When hot quenching remember that you are in effect, heat treating the materials. Quenching will change material properties.
Brazing strength/Joint geometry
Brazing is different from welding, where even higher temperatures are used, the base material melts and the filler material (if used at all) has the same composition as the base material. Given two joints with the same geometry, brazed joints are generally not as strong as welded joints but if properly designed & executed, a brazed joint is stronger than the parent metal. Careful matching of joint geometry to the forces acting on the joint & properly maintained clearance between two mating parts however, can lead to very strong brazed joints, too. The butt joint is the weakest geometry for tensile forces. The lap joint is much stronger, as it resists through shearing action rather than tensile pull and its surface area is much larger. To get braze joints roughly equivalent in strength to a weld, a general rule of thumb is to make the overlap equal to 3 times the thickness of the pieces of metal being joined.Filler materials
A variety of alloys of metals, including silver, tin, zinc, copper and others are used as filler for brazing processes. There are specific brazing alloys and fluxes recommended, depending on which metals are to be joined. Metals such as aluminum can be brazed, although aluminum requires more skill and special fluxes. It conducts heat much better than steel and is more prone to oxidation. Some metals, such as titanium, cannot be brazed because they are insoluble with other metals, or have an oxide layer that forms too quickly at high temperatures.However Titanium can be prepared to be successfully brazed if the tendency for oxidation is allowed for. If the material is deoxidized and protected by plating, vacuum or other means then you have a chemically active surface that can make for very strong joints. This is not true with unprepared Titanium and the braze joint is a chemical join that is not dependent on the metal solubility.

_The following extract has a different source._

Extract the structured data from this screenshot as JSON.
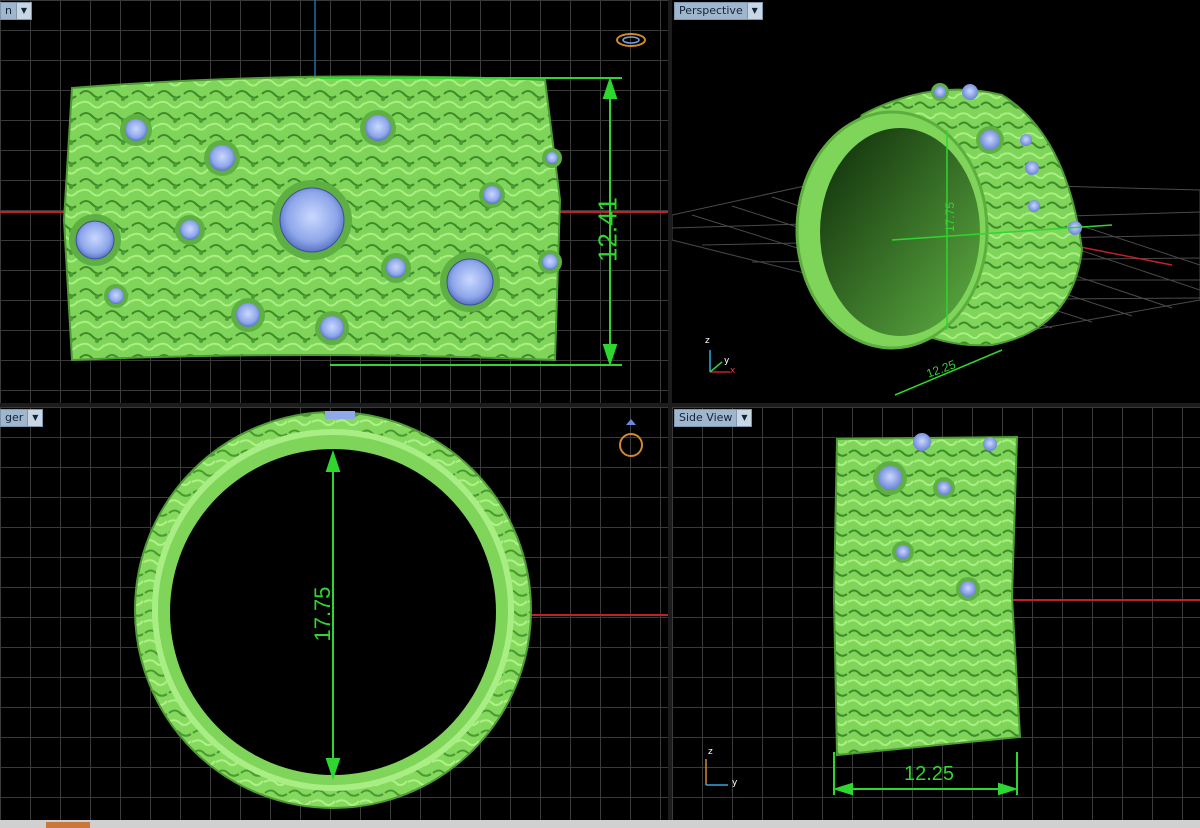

Brazing filler material is commonly available as flux-coated rods, very similar to stick-welding electrodes. Typical sizes are 3 mm (1/8") diameter. Some widely available filler materials are:
- Nickel-Silver: Usually with blue flux coating. 600 MPa (85,000 psi) tensile strength, 680 - 950°C (1250-1750°F) working temperature. Used for carbon and alloy steels and most metals not including aluminum.
- Bronze: Available with white borax flux coating. 420 MPa (60,000 psi) tensile strength. 870°C (1600°F) working temperature. Used for copper, steel, galvanized metal, and other metals not including aluminum.

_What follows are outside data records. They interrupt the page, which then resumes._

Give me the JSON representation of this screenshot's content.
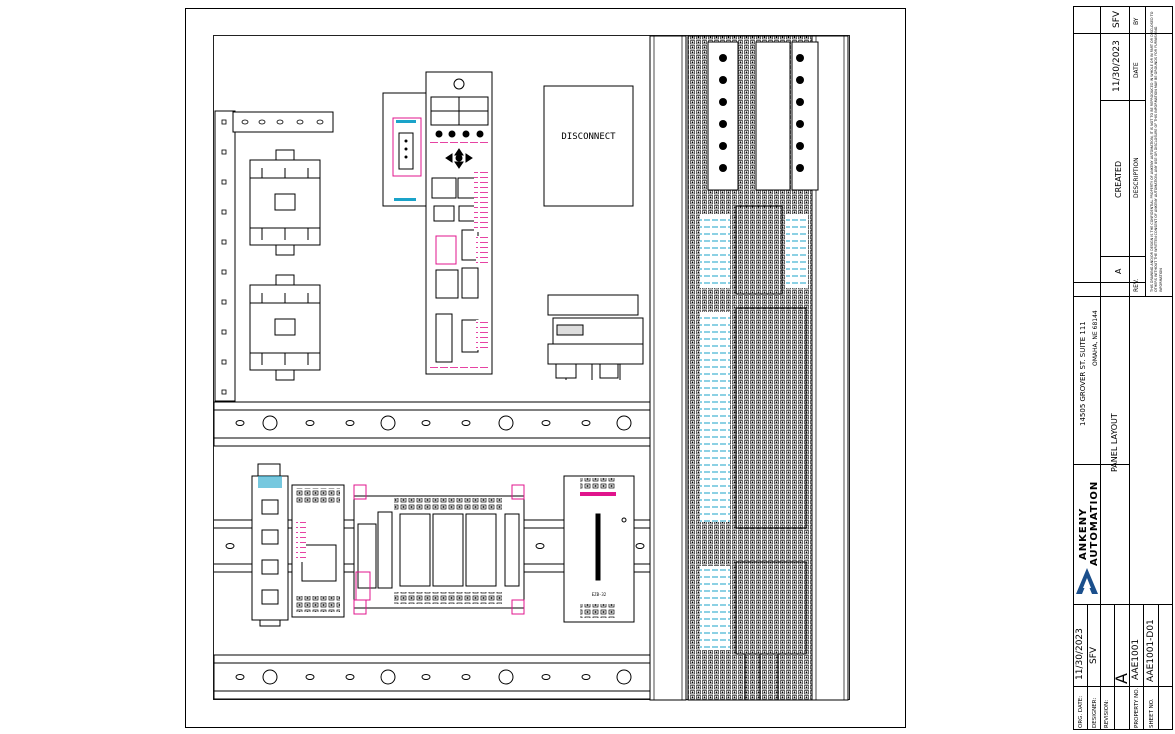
{
  "drawing": {
    "disconnect_label": "DISCONNECT",
    "plc_card_label": "EZB-32"
  },
  "title_block": {
    "address_line1": "14505 GROVER ST. SUITE 111",
    "address_line2": "OMAHA, NE 68144",
    "company_line1": "ANKENY",
    "company_line2": "AUTOMATION",
    "drawing_title": "PANEL LAYOUT",
    "notice": "THIS DRAWING AND/OR DESIGN IS THE CONFIDENTIAL PROPERTY OF ANKENY AUTOMATION, IT IS NOT TO BE REPRODUCED IN WHOLE OR IN PART OR DISCLOSED TO OTHERS WITHOUT THE WRITTEN CONSENT OF ANKENY AUTOMATION. ANY USE OR DISCLOSURE OF THIS INFORMATION MAY BE GROUNDS FOR FURNISHING INFORMATION",
    "revision_table": {
      "rev_header": "REV.",
      "description_header": "DESCRIPTION",
      "date_header": "DATE",
      "by_header": "BY",
      "rows": [
        {
          "rev": "A",
          "description": "CREATED",
          "date": "11/30/2023",
          "by": "SFV"
        }
      ]
    },
    "fields": {
      "org_date_label": "ORG. DATE:",
      "org_date": "11/30/2023",
      "designer_label": "DESIGNER:",
      "designer": "SFV",
      "revision_label": "REVISION:",
      "revision": "A",
      "property_no_label": "PROPERTY NO.",
      "property_no": "AAE1001",
      "sheet_no_label": "SHEET NO.",
      "sheet_no": "AAE1001-D01"
    }
  }
}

- Brass: Uncoated plain brass brazing rod is often used, but requires the use of some type of additional flux.
Advantages of brazing
Although there is a popular belief that brazing is an inferior substitute for welding, it has advantages over welding in many situations. For example, brazing brass has a strength and hardness near that of mild steel and is much more corrosion-resistant. In some applications, brazing is highly preferred. For example, silver brazing is the customary method of joining high-reliability, controlled-strength corrosion-resistant piping such as a nuclear submarine's seawater coolant pipes. Silver brazed parts can also be precisely machined after joining, to hide the presence of the joint to all but the most discerning observers, whereas it is nearly impossible to machine welds having any residual slag present and still hide joints.- The lower temperature of brazing and brass-welding is less likely to distort the work piece, significantly change the crystalline structure (create a heat affected zone) or induce thermal stresses. For example, when large iron castings crack, it is almost always impractical to repair them with welding. In order to weld cast-iron without recracking it from thermal stress, the work piece must be hot-soaked to 870°C (1600 °F). When a large (more than 50 kg (100 lb)) casting cracks in an industrial setting, heat-soaking it for welding is almost always impractical. Often the casting only needs to be watertight, or take mild mechanical stress. Brazing is the preferred repair method in these cases.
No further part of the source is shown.